Blitz in Stazione Centrale: i controlli della polizia

Sono al lavoro numerosi agenti diretti dal vice dirigente del commissariato di Porta Genova Osvaldo Rocchi, aiutato dalla dirigente del commissariato di Greco-Turro Giorgia Iafrate. Sul posto anche le volanti del commissariato Garibaldi-Venezia, le unità cinofile antidroga, la polizia scientifica, la Digos e il personale dell'ufficio immigrazione. Per le esigenze di ordine e sicurezza pubblica sono impiegati equipaggi dei reparti mobili e dei carabinieri.Mentre all'interno della stazione gli accertamenti sono stati affidati alla Polfer.

Anche in questo caso per la durata dei controlli è rimasto chiuso il varco di accesso alla metropolitana da piazza Duca d'Aosta. Le zone controllate sono state, oltre a piazza Duca d'Aosta, piazza Luigi di Savoia e piazza IV Novembre.

I risultati dell'operazione

Secondo quanto riferito dalla questura sibi state controllate 64 persone e 33 sono state accompagnate in via Fatebenefratelli. La loro posizione è al vaglio dell'ufficio immigrazione. Non solo: sono stati trovati a terra anche 11 grammi di marijuana e una cittadina romena è stata sanzionata dalla polizia annonaria perché vendeva birre nella piazza. Per lei è scattata una multa da 3mila euro.

Controlli in Stazione Centrale: i precedenti

Il primo controllo della polizia in Stazione Centrale è del 2 maggio e il caso sollevò numerose polemiche. Quel giorno, trecento agenti - con l’ausilio di un elicottero e dei colleghi a cavallo - avevano controllato tutti gli immigrati che da tempo bivaccano in piazza Duca d’Aosta, “occupando” gran parte dell’esterno della stazione. Dodici persone erano state espulse e altre quattordici trattenute, ma tante forze politiche - soprattutto di centrosinistra - si erano scagliati contro la prova “muscolare” della Questura. Il sindaco Beppe Sala, evidentemente non contento, in quel caso aveva commentato con un laconico: “Sono stato l’ultimo a saperlo”.  

La polizia tornò in Piazza Duca d'Aosta il 26 luglio. Non ci furono polemiche, anzi: il sindaco Beppe Sala parlò di "Scelta condivisa". I risultati? Due agenti erano rimasti feriti a causa di due persone che avevano tentato (senza successo) di sfuggire all'arresto. Entrambi avevano droga con sé. In totale, 94 persone erano state controllate e 41 espulsi, accompagnati al Cie o trattenuti per ulteriori verifiche.

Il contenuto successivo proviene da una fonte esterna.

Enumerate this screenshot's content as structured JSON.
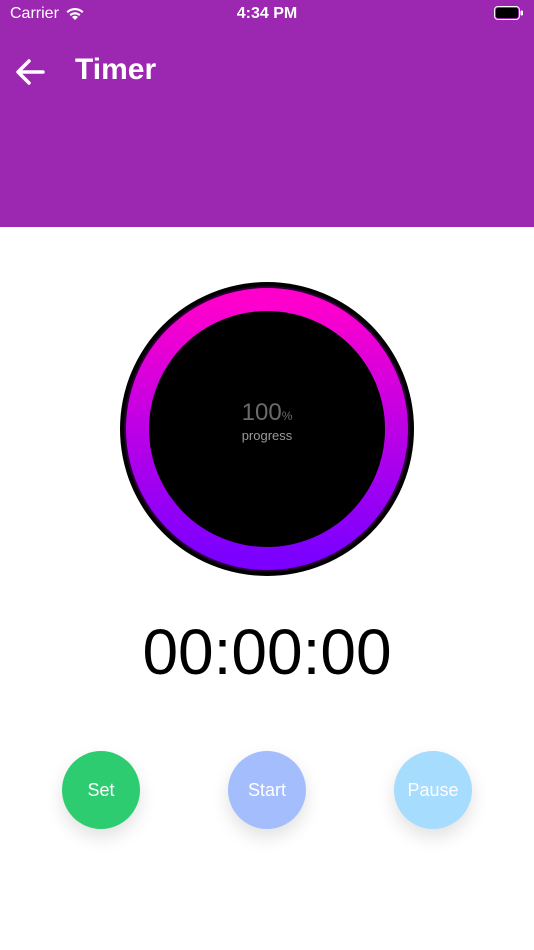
{
  "status_bar": {
    "carrier": "Carrier",
    "time": "4:34 PM"
  },
  "header": {
    "title": "Timer",
    "background_color": "#9c27b0"
  },
  "progress": {
    "value": "100",
    "unit": "%",
    "label": "progress",
    "fraction": 1.0,
    "gradient_start": "#7b00ff",
    "gradient_end": "#ff00cc"
  },
  "timer": {
    "display": "00:00:00"
  },
  "controls": {
    "set_label": "Set",
    "start_label": "Start",
    "pause_label": "Pause",
    "set_color": "#2ecc71",
    "start_color": "#a3bdfd",
    "pause_color": "#a6dcfd"
  }
}
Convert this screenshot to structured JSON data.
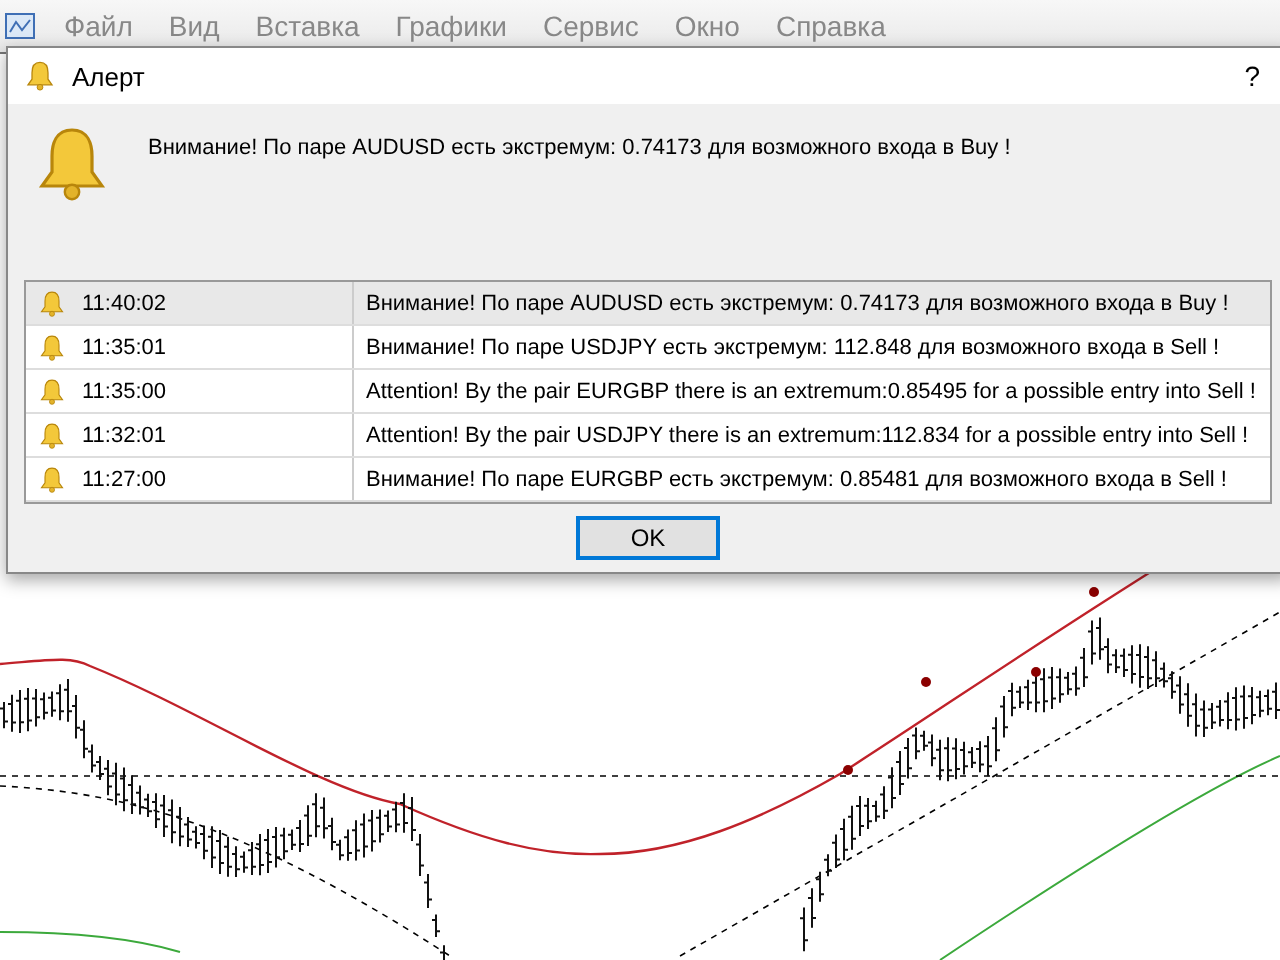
{
  "menu_bar": {
    "items": [
      "Файл",
      "Вид",
      "Вставка",
      "Графики",
      "Сервис",
      "Окно",
      "Справка"
    ]
  },
  "dialog": {
    "title": "Алерт",
    "help": "?",
    "message": "Внимание! По паре AUDUSD есть экстремум: 0.74173 для возможного входа в Buy !",
    "alerts": [
      {
        "time": "11:40:02",
        "text": "Внимание! По паре AUDUSD есть экстремум: 0.74173 для возможного входа в Buy !",
        "selected": true
      },
      {
        "time": "11:35:01",
        "text": "Внимание! По паре USDJPY есть экстремум: 112.848 для возможного входа в Sell !",
        "selected": false
      },
      {
        "time": "11:35:00",
        "text": "Attention! By the pair EURGBP there is an extremum:0.85495 for a possible entry into Sell !",
        "selected": false
      },
      {
        "time": "11:32:01",
        "text": "Attention! By the pair USDJPY there is an extremum:112.834 for a possible entry into Sell !",
        "selected": false
      },
      {
        "time": "11:27:00",
        "text": "Внимание! По паре EURGBP есть экстремум: 0.85481 для возможного входа в Sell !",
        "selected": false
      }
    ],
    "ok_button": "OK"
  }
}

L'ultimo blitz in ordine cronologico è del 2 agosto. Al termine del blitz  38 persone furono portate in questura persone per le opportune verifiche alle identità. Di questi 38 stranieri, 6 sono stati rimpatriati, 5 con esecuzione immediata (si tratta di marocchini, ghanesi, senegalesi e un romeno). Tutti avevano precedenti per spaccio, furto, ricettazione, rapina ed estorsione.

Controlli in Centrale: continueranno nei prossimi mesi

Lo scorso 4 agosto il questore di Milano Marcello Cardona durante una conferenza stampa in Prefettura dichiarò che i controlli in Stazione Centrale continueranno nei prossimi mesi. Non solo, sempre riguardo alla sicurezza sui treni e nelle stazioni il Prefetto Lamorgese parlò di un progetto di implementazione dei sistemi di sicurezza nelle stazioni ferroviarie e l'installazione di tornelli per controllare gli accessi.